Algorithms for deriving layout and organization of text in the 2D space.

Primary LanguagePython

Spatial Text

Algorithms for analysis of text in 2D space

Things to do:

Speed up computations of bounding box derivation.

  1. Speed up the computations for bounding box derivation. The deep copy of data structures in the find_candidate_sequences function is very slow.
  2. A better alternative is to substitute the List[Block] datastructure by graph datastructure that represents the candidate sequences. In this graph, a path from the root to a terminal represents a candidate sequence (or block). In this path, the node immediately after the root node is the first item of the sequence (or block), and the terminal node is the last node of the block.
    • We start by creating a root node.

    • For each node A in the sequence being searched in the collection:

      • Use the trie datastructure to find a list L of close candidate tokens.
      • For each candidate c, probe each terminal in the graph to see if the node can be attached to it. A node can be attached to another node if:
        1. It is right next to the other node, that is, a continuation of a line.
        2. It is right below the previous node in the sequence that started a line. In order to support this point 2, each node most contain a pointer to the node that started a given line. The first node in a line points to itself.

      Notice that I need to keep track of the new added terminals constituted by previously attached c candidates so as to not attach to those: with the exception of the root node, of course, which receives all the attachments that did not find good candidate terminals.

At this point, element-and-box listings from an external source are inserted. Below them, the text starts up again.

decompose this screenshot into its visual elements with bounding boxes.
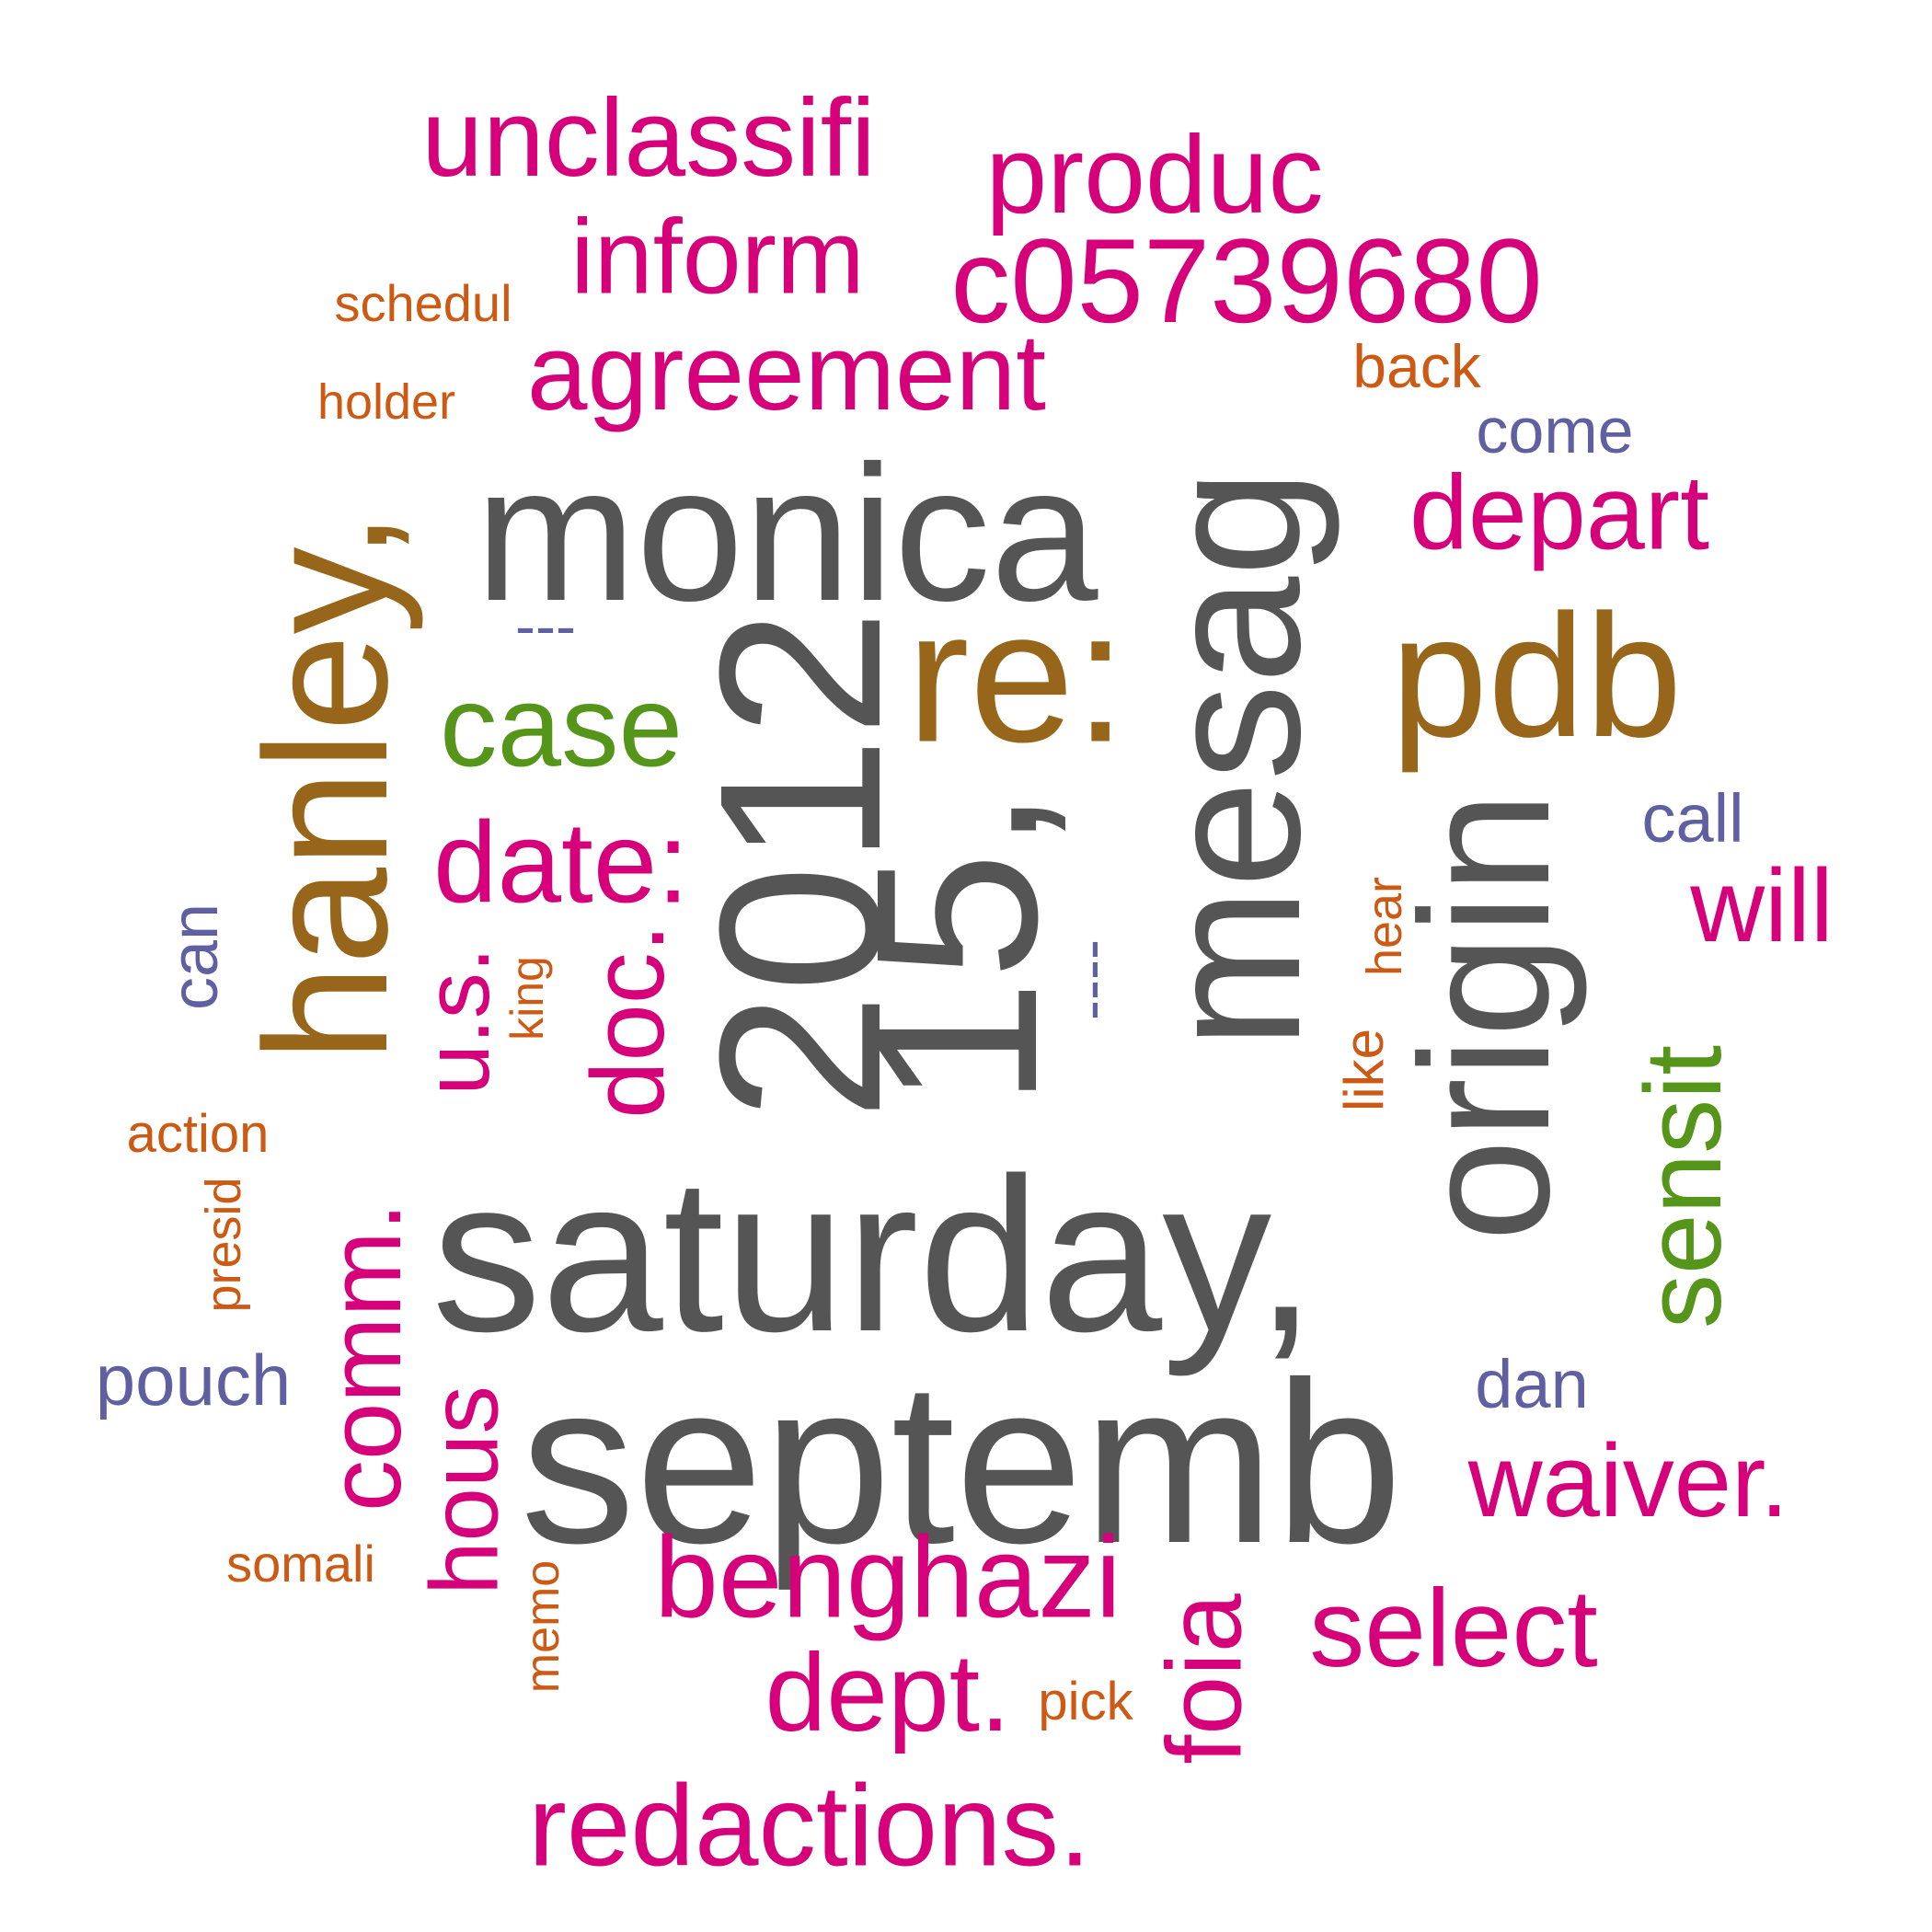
- word-schedul: schedul: [334, 274, 512, 332]
- word-foia: foia: [1145, 1593, 1264, 1765]
- word-holder: holder: [316, 374, 456, 430]
- word-memo: memo: [516, 1559, 569, 1694]
- word-origin: origin: [1383, 791, 1588, 1242]
- word-saturday: saturday,: [431, 1133, 1317, 1377]
- word-hear: hear: [1357, 876, 1412, 977]
- word-dash3: ---: [515, 592, 576, 660]
- word-case: case: [439, 662, 684, 791]
- word-monica: monica: [475, 425, 1098, 641]
- word-presid: presid: [196, 1177, 251, 1313]
- word-call: call: [1641, 780, 1744, 857]
- word-septemb: septemb: [520, 1334, 1403, 1591]
- word-produc: produc: [985, 113, 1324, 236]
- word-mesag: mesag: [1124, 468, 1340, 1050]
- word-inform: inform: [570, 198, 865, 316]
- word-unclassifi: unclassifi: [421, 76, 876, 200]
- word-come: come: [1476, 395, 1634, 466]
- word-dept: dept.: [765, 1631, 1011, 1754]
- word-king: king: [501, 956, 553, 1041]
- word-date: date:: [432, 799, 690, 927]
- word-comm: comm.: [307, 1202, 422, 1512]
- word-agreement: agreement: [526, 312, 1047, 433]
- word-benghazi: benghazi: [654, 1513, 1121, 1642]
- word-somali: somali: [226, 1535, 375, 1593]
- word-pdb: pdb: [1390, 579, 1683, 774]
- word-back: back: [1352, 332, 1481, 400]
- word-redactions: redactions.: [528, 1762, 1091, 1891]
- word-sensit: sensit: [1623, 1044, 1744, 1329]
- word-15: 15,: [828, 788, 1085, 1108]
- word-doc: doc.: [570, 924, 685, 1119]
- word-c05739680: c05739680: [950, 213, 1543, 348]
- word-us: u.s.: [406, 947, 509, 1096]
- word-re: re:: [906, 570, 1127, 782]
- word-dan: dan: [1475, 1346, 1589, 1422]
- word-pick: pick: [1038, 1672, 1133, 1731]
- word-hous: hous: [410, 1386, 519, 1595]
- word-will: will: [1690, 848, 1834, 963]
- word-pouch: pouch: [95, 1340, 292, 1420]
- word-hanley: hanley,: [229, 511, 424, 1063]
- word-like: like: [1333, 1028, 1395, 1112]
- word-waiver: waiver.: [1467, 1423, 1789, 1538]
- word-can: can: [158, 903, 232, 1011]
- word-action: action: [126, 1104, 270, 1164]
- word-dash4: ----: [1056, 939, 1124, 1020]
- word-select: select: [1309, 1567, 1598, 1690]
- word-depart: depart: [1409, 454, 1710, 572]
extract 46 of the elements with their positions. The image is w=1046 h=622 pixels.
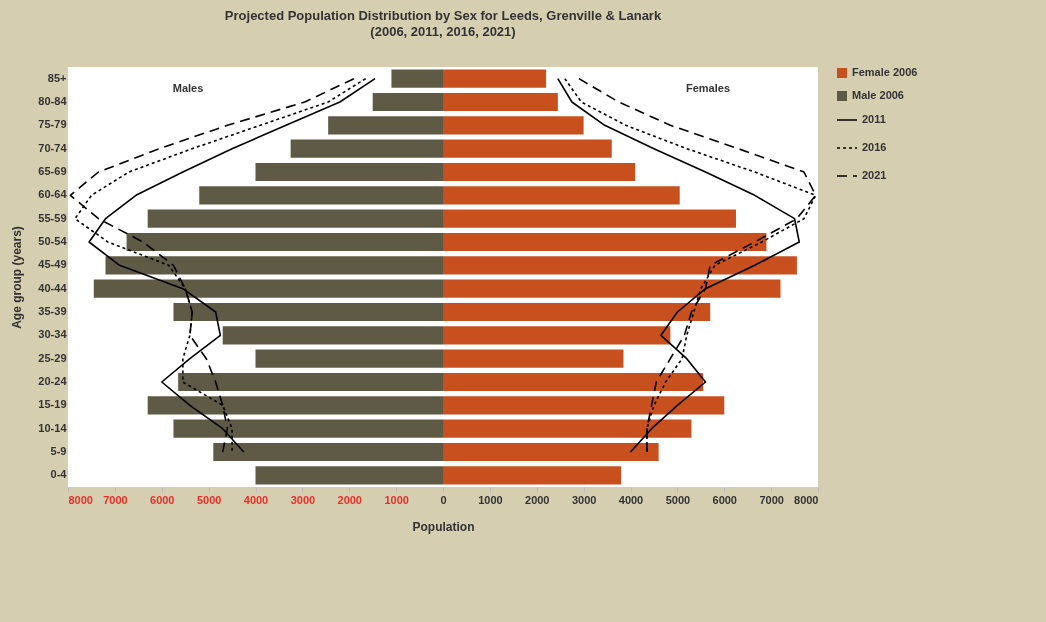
y-tick-label: 55-59 xyxy=(38,211,67,224)
y-tick-label: 45-49 xyxy=(38,258,67,271)
x-tick-label: 3000 xyxy=(571,493,597,506)
annotation: Males xyxy=(172,82,204,94)
y-tick-label: 70-74 xyxy=(38,141,68,154)
y-tick-label: 85+ xyxy=(47,71,67,84)
y-tick-label: 80-84 xyxy=(38,95,68,107)
x-tick-label: 8000 xyxy=(68,493,93,506)
x-tick-label: 5000 xyxy=(196,493,222,506)
y-tick-label: 15-19 xyxy=(38,398,67,411)
x-tick-label: 6000 xyxy=(712,493,737,506)
y-tick-label: 60-64 xyxy=(38,188,68,201)
y-tick-label: 75-79 xyxy=(38,118,67,131)
y-tick-label: 10-14 xyxy=(38,421,68,434)
y-tick-label: 35-39 xyxy=(38,305,67,317)
y-tick-label: 20-24 xyxy=(38,375,68,387)
x-tick-label: 0 xyxy=(440,493,447,506)
y-tick-label: 0-4 xyxy=(50,468,68,481)
x-tick-label: 8000 xyxy=(794,493,819,506)
x-tick-label: 7000 xyxy=(759,493,784,506)
x-tick-label: 2000 xyxy=(337,493,362,506)
x-tick-label: 5000 xyxy=(665,493,691,506)
y-tick-label: 50-54 xyxy=(38,235,68,247)
y-tick-label: 25-29 xyxy=(38,351,67,364)
legend-label: 2016 xyxy=(862,141,887,153)
chart-title: Projected Population Distribution by Sex for Leeds, Grenville & Lanark xyxy=(224,8,662,23)
x-axis-title: Population xyxy=(412,519,475,534)
x-tick-label: 4000 xyxy=(618,493,644,506)
annotation: Females xyxy=(685,82,731,94)
x-tick-label: 4000 xyxy=(243,493,269,506)
x-tick-label: 3000 xyxy=(290,493,316,506)
x-tick-label: 7000 xyxy=(103,493,128,506)
legend-label: 2011 xyxy=(862,113,886,125)
x-tick-label: 2000 xyxy=(525,493,550,506)
y-tick-label: 40-44 xyxy=(38,281,68,294)
y-axis-title: Age group (years) xyxy=(10,226,25,329)
y-tick-label: 65-69 xyxy=(38,165,67,177)
x-tick-label: 1000 xyxy=(384,493,409,506)
chart-subtitle: (2006, 2011, 2016, 2021) xyxy=(370,24,516,39)
legend-label: 2021 xyxy=(862,169,887,181)
y-tick-label: 5-9 xyxy=(50,445,67,457)
legend-label: Female 2006 xyxy=(852,66,918,78)
x-tick-label: 6000 xyxy=(150,493,175,506)
x-tick-label: 1000 xyxy=(478,493,503,506)
y-tick-label: 30-34 xyxy=(38,328,68,341)
legend-label: Male 2006 xyxy=(852,89,904,101)
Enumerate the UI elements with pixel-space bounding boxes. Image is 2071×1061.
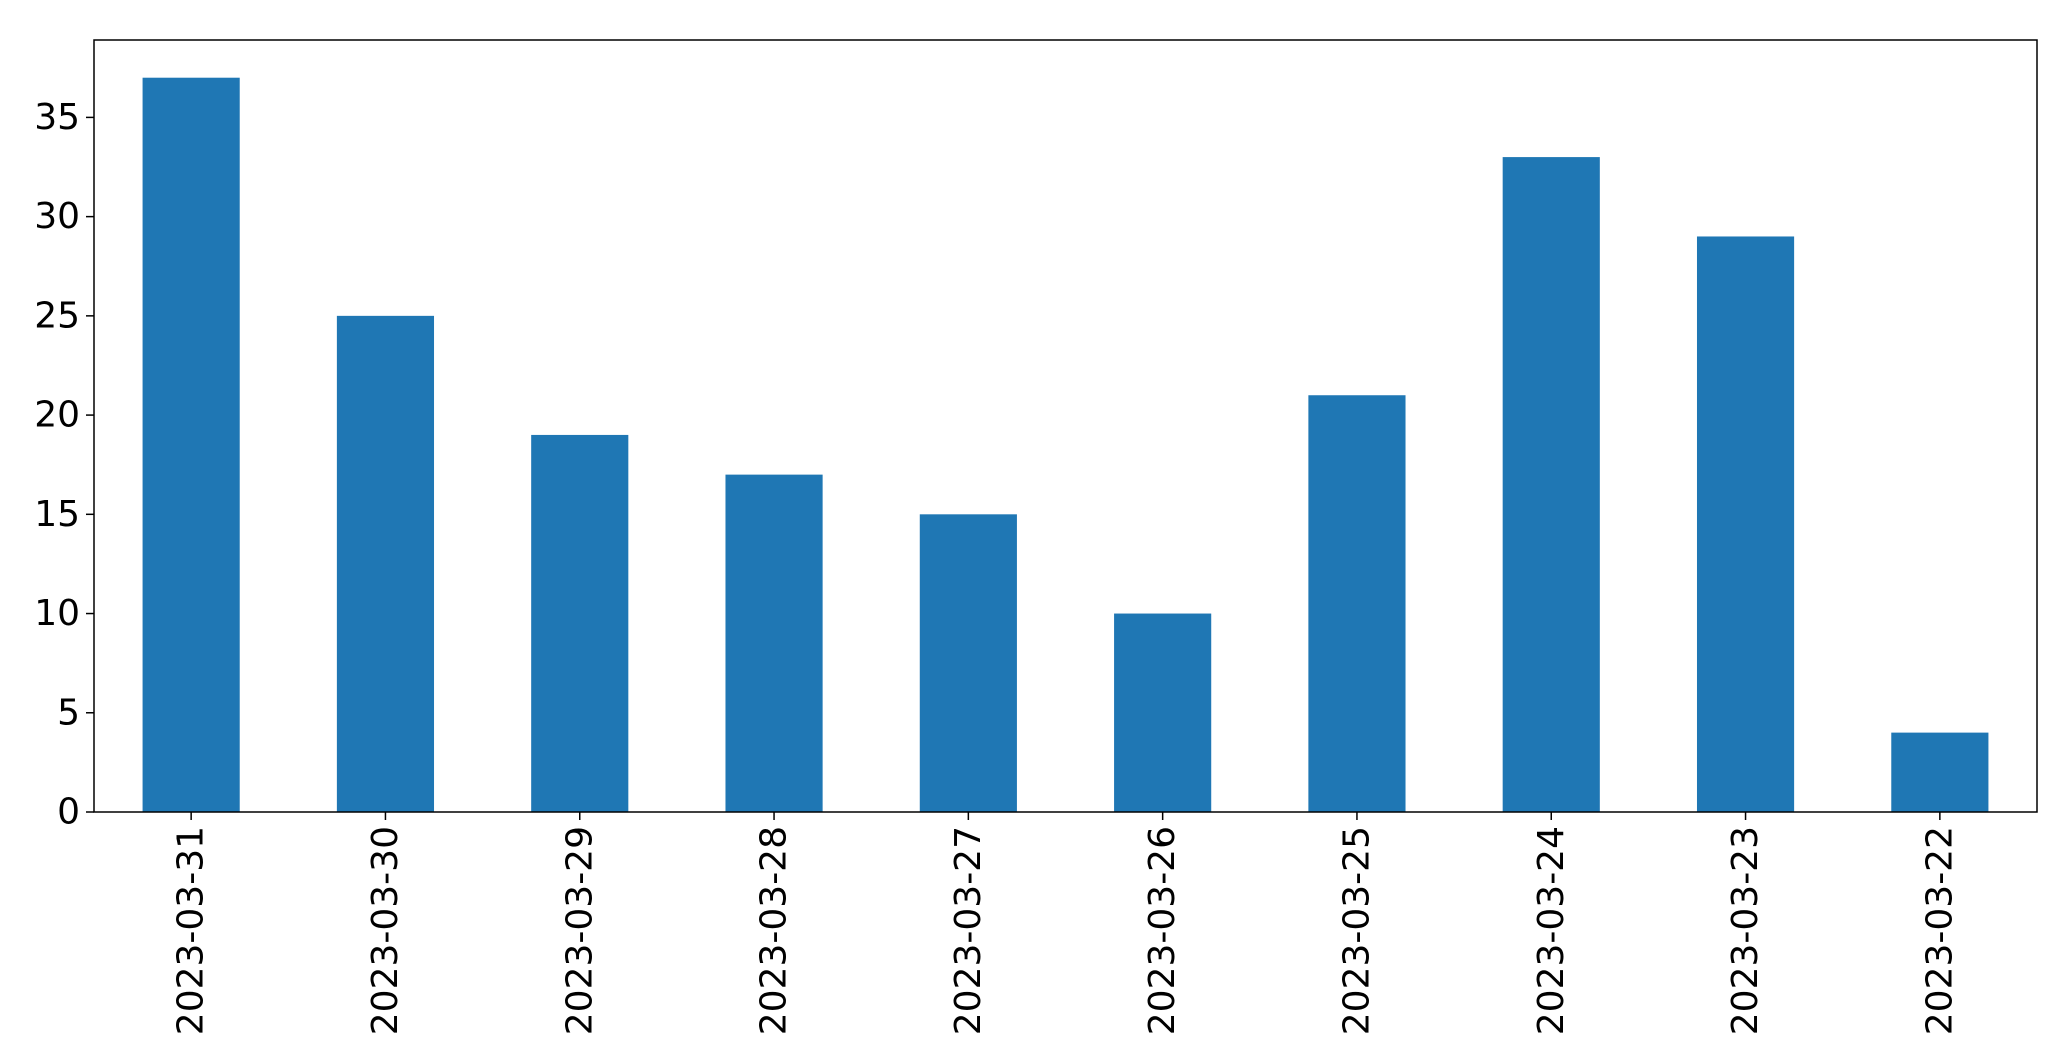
y-tick-label: 25 <box>34 295 80 336</box>
bar-2023-03-22 <box>1891 732 1989 812</box>
y-axis: 0 5 10 15 20 25 30 35 <box>34 97 94 833</box>
y-tick-label: 0 <box>57 792 80 833</box>
x-tick-label-2023-03-28: 2023-03-28 <box>754 826 795 1035</box>
x-tick-label-2023-03-30: 2023-03-30 <box>365 826 406 1035</box>
y-tick-label: 35 <box>34 97 80 138</box>
x-axis: 2023-03-31 2023-03-30 2023-03-29 2023-03-28… <box>171 812 1960 1035</box>
bar-2023-03-26 <box>1114 613 1212 812</box>
bar-2023-03-23 <box>1696 236 1795 812</box>
x-tick-label-2023-03-25: 2023-03-25 <box>1336 826 1377 1035</box>
bar-2023-03-27 <box>919 514 1017 812</box>
y-tick-label: 15 <box>34 494 80 535</box>
bar-2023-03-29 <box>531 434 629 812</box>
x-tick-label-2023-03-22: 2023-03-22 <box>1919 826 1960 1035</box>
plot-frame <box>93 39 2038 813</box>
bar-2023-03-31 <box>142 77 240 813</box>
bar-2023-03-30 <box>336 315 435 812</box>
x-tick-label-2023-03-23: 2023-03-23 <box>1725 826 1766 1035</box>
y-tick-label: 30 <box>34 196 80 237</box>
bars-layer <box>142 77 1989 813</box>
y-tick-label: 10 <box>34 593 80 634</box>
y-tick-label: 5 <box>57 692 80 733</box>
x-tick-label-2023-03-31: 2023-03-31 <box>171 826 212 1035</box>
x-tick-label-2023-03-27: 2023-03-27 <box>948 826 989 1035</box>
bar-2023-03-25 <box>1308 395 1406 812</box>
x-tick-label-2023-03-26: 2023-03-26 <box>1142 826 1183 1035</box>
x-tick-label-2023-03-24: 2023-03-24 <box>1531 826 1572 1035</box>
bar-2023-03-24 <box>1502 157 1600 813</box>
x-tick-label-2023-03-29: 2023-03-29 <box>559 826 600 1035</box>
bar-2023-03-28 <box>725 474 823 812</box>
y-tick-label: 20 <box>34 395 80 436</box>
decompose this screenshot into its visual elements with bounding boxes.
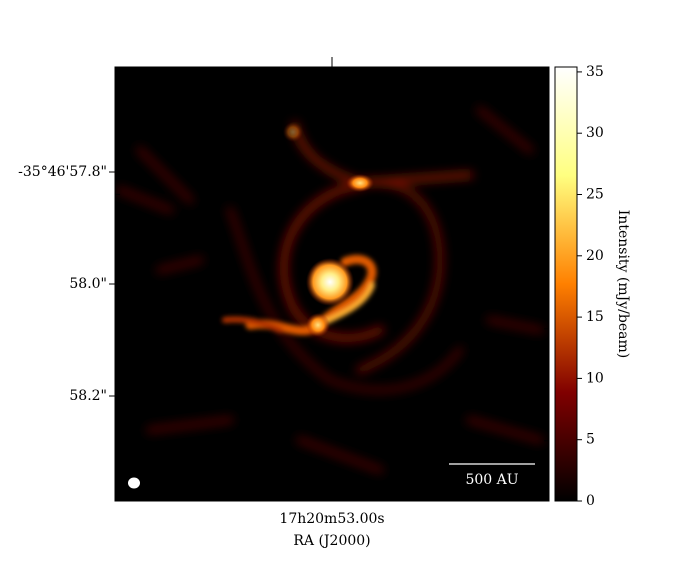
colorbar-tick-label: 10 xyxy=(586,370,604,386)
scale-bar-label: 500 AU xyxy=(465,472,518,488)
beam xyxy=(128,477,140,489)
y-tick-label: 58.2" xyxy=(69,388,107,404)
colorbar-tick-label: 0 xyxy=(586,493,595,509)
colorbar-tick-label: 30 xyxy=(586,125,604,141)
x-axis-label: RA (J2000) xyxy=(293,533,370,549)
x-tick-label: 17h20m53.00s xyxy=(279,511,384,527)
y-tick-label: -35°46'57.8" xyxy=(18,164,107,180)
colorbar-tick-label: 15 xyxy=(586,309,604,325)
colorbar-tick-label: 5 xyxy=(586,432,595,448)
colorbar-tick-label: 35 xyxy=(586,64,604,80)
image xyxy=(115,67,549,501)
colorbar-tick-label: 20 xyxy=(586,248,604,264)
colorbar-tick-label: 25 xyxy=(586,187,604,203)
y-tick-label: 58.0" xyxy=(69,276,107,292)
colorbar-label: Intensity (mJy/beam) xyxy=(615,210,631,358)
colorbar xyxy=(554,66,578,502)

    • To select the best candidate sequence, simply find all paths from root to a terminal, and for each path, compute its score: (compactness and closeness to query sequence). I believe that we can efficiently implement this using dfs.

      1. to compute distance, we can use similar technique to the one used in trie to compute distance to multiple entries at the same time.
      2. to compute compactness all we have to do is update the bboxes area sum and the enclosing bbox coordinates.

      (If you think about it, we can just use the trie datastructure already in place, and insert to a new trie the graph that we have here and compute it there.)

  1. Read tokens from ocr row by row.
  2. Review the graph datastructure used in the section "Speed Up of Bounding Box computation" to represent blocks, because we will use a derivation of it here:
    • Each node in that graph will have a pointer to the node that starts a line
    • Each node can have potentially multiple pointers to next nodes in a block, indicating var
  3. For each token T in ocr:
    1. Probe recursively each of the terminals of the graph to see if it belongs to one of them and add them. For each edge, add the timestep at which it was added.
  4. The tricky part: finding the optimal layout. The idea that I have is this one.
    1. We have collected a list L of the timesteps at which the last token in ocr was added to a terminal. This list of timesteps represents a different layout configuration to be computed.
    2. For each timestep l in L, the actual layout corresponds to exploring the graph following edges that have timestep value less than or equal to l.
    3. The issue why we are in trouble here is because we need to explore multiple blocks at the same time.
    4. Therefore, this exploration needs to be done doing BFS going in order of edge ids (node ids too, because this is a tree). Maybe is even possible to do a BFS-DFS combination.